Stethoscope vs. ultrasound probe - which is more reliable in children with suspected pneumonia?
Keywords:Pneumonia, Children, Ultrasound, Auscultation
Objective. To compare lung ultrasound (LUS) with auscultation findings in children with clinical suspicion of pneumonia. Patients and methods. A prospective study including 95 patients (age: from 2 months to 17.5 years; mean age: 5.1 y, SD 4.5 y) with referral diagnosis of suspected pneumonia. In all patients LUS and auscultatory examinations were performed within an hour. These findings were compared separately in each hemithorax. The radiologist performing LUS was blinded to the patient’s clinical information. Positive auscultatory findings included: crackles and/or abnormal breath sounds (decreased, asymmetric, absent, or bronchial). For LUS examinations a combined transthoracic – transabdominal approach was used. A pneumonia-positive LUS finding included subpleural consolidation with air-bronchogram, or an adjacent area of interstitial edema. For each subpleural consolidation the cranio-caudal (CC) diameter was measured, and 95% confidence intervals (CI) of the sizes of subpleural consolidations for positive and negative auscultatory findings were compared. The p-value between LUS and auscultation was calculated using McNemar’s test. Results. LUS and auscultation showed pneumonia-positive findings in 98 and 64 hemithoraces, i.e. in 67 and 45 patients respectively.

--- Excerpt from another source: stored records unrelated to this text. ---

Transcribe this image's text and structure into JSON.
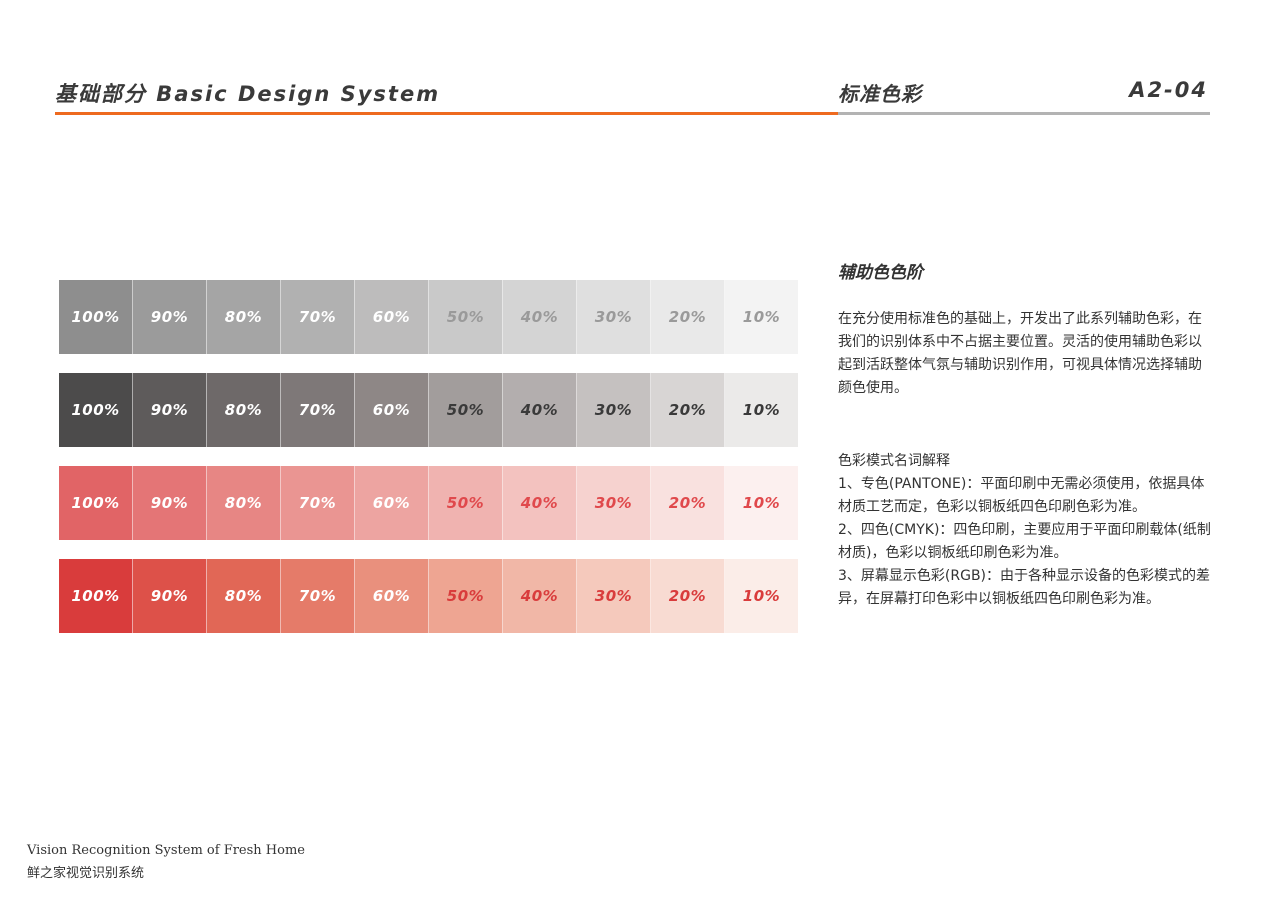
{
  "header": {
    "section": "基础部分  Basic Design System",
    "topic": "标准色彩",
    "code": "A2-04",
    "accent_color": "#ee6a1f",
    "divider_color": "#b3b3b3"
  },
  "swatch_rows": [
    {
      "name": "gray",
      "swatches": [
        {
          "label": "100%",
          "bg": "#8e8e8e",
          "fg": "#ffffff"
        },
        {
          "label": "90%",
          "bg": "#9b9b9b",
          "fg": "#ffffff"
        },
        {
          "label": "80%",
          "bg": "#a5a5a5",
          "fg": "#ffffff"
        },
        {
          "label": "70%",
          "bg": "#b1b1b1",
          "fg": "#ffffff"
        },
        {
          "label": "60%",
          "bg": "#bdbcbc",
          "fg": "#ffffff"
        },
        {
          "label": "50%",
          "bg": "#c9c9c9",
          "fg": "#9a9a9a"
        },
        {
          "label": "40%",
          "bg": "#d4d4d4",
          "fg": "#9a9a9a"
        },
        {
          "label": "30%",
          "bg": "#dfdfdf",
          "fg": "#9a9a9a"
        },
        {
          "label": "20%",
          "bg": "#e9e9e9",
          "fg": "#9a9a9a"
        },
        {
          "label": "10%",
          "bg": "#f3f3f3",
          "fg": "#9a9a9a"
        }
      ]
    },
    {
      "name": "dark-gray",
      "swatches": [
        {
          "label": "100%",
          "bg": "#4c4b4b",
          "fg": "#ffffff"
        },
        {
          "label": "90%",
          "bg": "#5e5b5b",
          "fg": "#ffffff"
        },
        {
          "label": "80%",
          "bg": "#6e6969",
          "fg": "#ffffff"
        },
        {
          "label": "70%",
          "bg": "#7e7878",
          "fg": "#ffffff"
        },
        {
          "label": "60%",
          "bg": "#8e8786",
          "fg": "#ffffff"
        },
        {
          "label": "50%",
          "bg": "#a29d9c",
          "fg": "#3a3a3a"
        },
        {
          "label": "40%",
          "bg": "#b3aeae",
          "fg": "#3a3a3a"
        },
        {
          "label": "30%",
          "bg": "#c5c1c0",
          "fg": "#3a3a3a"
        },
        {
          "label": "20%",
          "bg": "#d8d5d4",
          "fg": "#3a3a3a"
        },
        {
          "label": "10%",
          "bg": "#ebeae9",
          "fg": "#3a3a3a"
        }
      ]
    },
    {
      "name": "rose",
      "swatches": [
        {
          "label": "100%",
          "bg": "#e16466",
          "fg": "#ffffff"
        },
        {
          "label": "90%",
          "bg": "#e47576",
          "fg": "#ffffff"
        },
        {
          "label": "80%",
          "bg": "#e78684",
          "fg": "#ffffff"
        },
        {
          "label": "70%",
          "bg": "#ea9592",
          "fg": "#ffffff"
        },
        {
          "label": "60%",
          "bg": "#eda4a1",
          "fg": "#ffffff"
        },
        {
          "label": "50%",
          "bg": "#f0b3b0",
          "fg": "#e0494c"
        },
        {
          "label": "40%",
          "bg": "#f3c2bf",
          "fg": "#e0494c"
        },
        {
          "label": "30%",
          "bg": "#f6d2cf",
          "fg": "#e0494c"
        },
        {
          "label": "20%",
          "bg": "#f9e1df",
          "fg": "#e0494c"
        },
        {
          "label": "10%",
          "bg": "#fcf0ef",
          "fg": "#e0494c"
        }
      ]
    },
    {
      "name": "red",
      "swatches": [
        {
          "label": "100%",
          "bg": "#d93c3c",
          "fg": "#ffffff"
        },
        {
          "label": "90%",
          "bg": "#dd5149",
          "fg": "#ffffff"
        },
        {
          "label": "80%",
          "bg": "#e16756",
          "fg": "#ffffff"
        },
        {
          "label": "70%",
          "bg": "#e57b69",
          "fg": "#ffffff"
        },
        {
          "label": "60%",
          "bg": "#e9907d",
          "fg": "#ffffff"
        },
        {
          "label": "50%",
          "bg": "#eea592",
          "fg": "#d93c3c"
        },
        {
          "label": "40%",
          "bg": "#f1b7a7",
          "fg": "#d93c3c"
        },
        {
          "label": "30%",
          "bg": "#f5c9bc",
          "fg": "#d93c3c"
        },
        {
          "label": "20%",
          "bg": "#f8dbd2",
          "fg": "#d93c3c"
        },
        {
          "label": "10%",
          "bg": "#fbede8",
          "fg": "#d93c3c"
        }
      ]
    }
  ],
  "aux": {
    "title": "辅助色色阶",
    "body": "在充分使用标准色的基础上，开发出了此系列辅助色彩，在我们的识别体系中不占据主要位置。灵活的使用辅助色彩以起到活跃整体气氛与辅助识别作用，可视具体情况选择辅助颜色使用。"
  },
  "modes": {
    "heading": "色彩模式名词解释",
    "items": [
      "1、专色(PANTONE)：平面印刷中无需必须使用，依据具体材质工艺而定，色彩以铜板纸四色印刷色彩为准。",
      "2、四色(CMYK)：四色印刷，主要应用于平面印刷载体(纸制材质)，色彩以铜板纸印刷色彩为准。",
      "3、屏幕显示色彩(RGB)：由于各种显示设备的色彩模式的差异，在屏幕打印色彩中以铜板纸四色印刷色彩为准。"
    ]
  },
  "footer": {
    "en": "Vision Recognition System of Fresh Home",
    "cn": "鲜之家视觉识别系统"
  }
}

In positive auscultatory findings the CI for CC diameters of subpleural consolidations ranged from 32.46 to 54.14 mm, and in negative auscultatory findings the CI was between 16.52 and 29.83 mm, which showed a statistically significant difference. McNemar’s test showed a statistically significant difference between LUS and auscultation. Conclusions. LUS showed positive findings in more hemithoraces than auscultation in children with suspected pneumonia. A cranio-caudal size of subpleural consolidation of less than 30 mm significantly reduces the possibility of auscultatory detection.